Lessons POS Can Learn From CrowdStrike IT Outage

4 September 2024
SHARE

Sometimes we can all use a timely reminder of just how much we take digital technology for granted – and also how vulnerable it can be.

July’s huge global failure in systems run on Microsoft Windows was one such occasion that merits reflection. There was a certain novelty, and no little irony, about this particular blip in the digiverse. While we’re well accustomed to disruption caused by malware and cyber attacks, this time around it was efforts to protect systems from such attacks that caused all the trouble. An update to cybersecurity software published by digital defence giant CrowdStrike proved to be faulty, crashing Windows operating systems all over the world.

Because Windows is so popular in business IT, virtually no sector escaped the outage unscathed. While the fact that the issue grounded planes grabbed most of the headlines, POS systems were also affected, with thousands of businesses unable to process payments due to the Windows OS on their tills crashing.

This kind of disruption puts ordinary retail and hospitality businesses in a hugely difficult position. It’s impossible to predict when such problems might strike, and therefore very hard to prepare and protect yourself against them. And yet, a functioning POS is integral to functioning as a business. A system goes down for some obscure cause you have no control over, and it’s your livelihood that’s at stake.

Things are doubly difficult when the cause of the outage is a major name in retail and hospitality cybersecurity solutions, with CrowdStrike products protecting tens of thousands of POS systems around the world. So what can the POS industry learn from the incident?

Planning for things going wrong

The big takeaway is that, even with names as big as Windows and CrowdStrike, IT systems are far from infallible. It’s easy to forget that things can and do go wrong. And that means we forget to plan for things going wrong.

The biggest mistake this leads to is over-reliance on one solution. Solutions offered by ‘Big Tech’ players like Microsoft can feel hard to avoid; or at least, there doesn’t seem to be any reason to think beyond them, such is their dominance in a market. An estimated 135 million POS endpoints run on Windows, and that only becomes an issue when an incident like this occurs and Windows is implicated in the problem. But 135 million checkouts being at risk of going down at once is a lot of lost sales, leaving a potentially catastrophic financial black hole.

Putting too much trust in one solution is not restricted to choice of operating systems or cybersecurity products. You can see evidence for it at every level of a company’s IT stack, from network connections to backups to monolithic software platforms where whole swathes of a company’s operations rely on a single product. When you lean on a single solution for anything, you leave yourself vulnerable if and when issues with that solution arise.
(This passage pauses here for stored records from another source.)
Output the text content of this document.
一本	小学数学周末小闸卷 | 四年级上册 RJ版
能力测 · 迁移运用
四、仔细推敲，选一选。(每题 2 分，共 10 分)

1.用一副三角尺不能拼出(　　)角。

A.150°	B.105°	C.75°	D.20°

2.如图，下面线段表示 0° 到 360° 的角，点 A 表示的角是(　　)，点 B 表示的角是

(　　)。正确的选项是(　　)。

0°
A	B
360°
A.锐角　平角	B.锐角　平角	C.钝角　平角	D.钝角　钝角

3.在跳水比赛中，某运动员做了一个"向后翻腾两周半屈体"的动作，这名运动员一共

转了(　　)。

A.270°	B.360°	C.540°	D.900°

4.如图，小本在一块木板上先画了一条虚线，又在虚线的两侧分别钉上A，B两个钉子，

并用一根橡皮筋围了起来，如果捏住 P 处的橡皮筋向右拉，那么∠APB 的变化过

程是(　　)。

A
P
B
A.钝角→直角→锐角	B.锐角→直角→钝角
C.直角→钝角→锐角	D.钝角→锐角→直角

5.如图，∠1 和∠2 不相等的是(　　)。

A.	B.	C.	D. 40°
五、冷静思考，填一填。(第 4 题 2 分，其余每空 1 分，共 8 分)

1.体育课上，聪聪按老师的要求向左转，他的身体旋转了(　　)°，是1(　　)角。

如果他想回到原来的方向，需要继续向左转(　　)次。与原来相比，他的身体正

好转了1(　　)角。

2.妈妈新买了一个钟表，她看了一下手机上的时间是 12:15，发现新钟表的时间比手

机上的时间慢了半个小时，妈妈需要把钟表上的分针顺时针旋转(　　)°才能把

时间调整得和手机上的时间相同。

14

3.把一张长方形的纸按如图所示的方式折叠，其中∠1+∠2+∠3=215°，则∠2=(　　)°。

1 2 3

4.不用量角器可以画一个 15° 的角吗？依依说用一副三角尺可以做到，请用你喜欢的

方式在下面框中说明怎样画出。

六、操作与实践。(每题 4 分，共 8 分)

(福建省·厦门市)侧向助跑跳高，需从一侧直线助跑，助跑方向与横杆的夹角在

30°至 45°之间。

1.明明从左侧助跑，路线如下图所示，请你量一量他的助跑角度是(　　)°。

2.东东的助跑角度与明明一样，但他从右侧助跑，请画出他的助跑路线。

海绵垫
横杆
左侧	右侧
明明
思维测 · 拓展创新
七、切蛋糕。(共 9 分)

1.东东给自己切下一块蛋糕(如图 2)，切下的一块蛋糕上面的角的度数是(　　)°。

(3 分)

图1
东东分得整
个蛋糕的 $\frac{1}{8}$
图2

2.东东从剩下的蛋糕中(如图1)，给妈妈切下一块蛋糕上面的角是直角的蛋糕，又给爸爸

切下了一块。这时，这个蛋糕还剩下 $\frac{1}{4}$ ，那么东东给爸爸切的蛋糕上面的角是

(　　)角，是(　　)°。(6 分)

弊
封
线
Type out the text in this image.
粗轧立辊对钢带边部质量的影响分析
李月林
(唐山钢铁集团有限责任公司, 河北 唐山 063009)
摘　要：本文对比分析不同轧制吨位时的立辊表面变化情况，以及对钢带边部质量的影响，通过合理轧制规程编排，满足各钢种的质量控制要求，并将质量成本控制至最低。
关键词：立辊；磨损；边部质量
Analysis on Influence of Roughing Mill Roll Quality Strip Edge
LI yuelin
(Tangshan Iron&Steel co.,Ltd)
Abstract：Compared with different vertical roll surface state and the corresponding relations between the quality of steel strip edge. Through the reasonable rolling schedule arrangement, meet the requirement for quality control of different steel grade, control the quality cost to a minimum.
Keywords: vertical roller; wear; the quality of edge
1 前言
The answer lies in taking redundancy and failover planning seriously. What are your options if any part of your POS goes down, whatever the cause? Do you have alternative options in the form of different hardware, different OS/software, different network connections? What are your contingency plans? Can you operate offline, for example by taking cash-only payments? And if so, for how long? Are your staff adequately trained to make things workable?

Having answers to the above (and more besides) as part of a structured, clear and workable strategy can mean the difference between keeping your business going when IT outages strike, or sitting helplessly losing sales while you wait for someone, somewhere to fix things.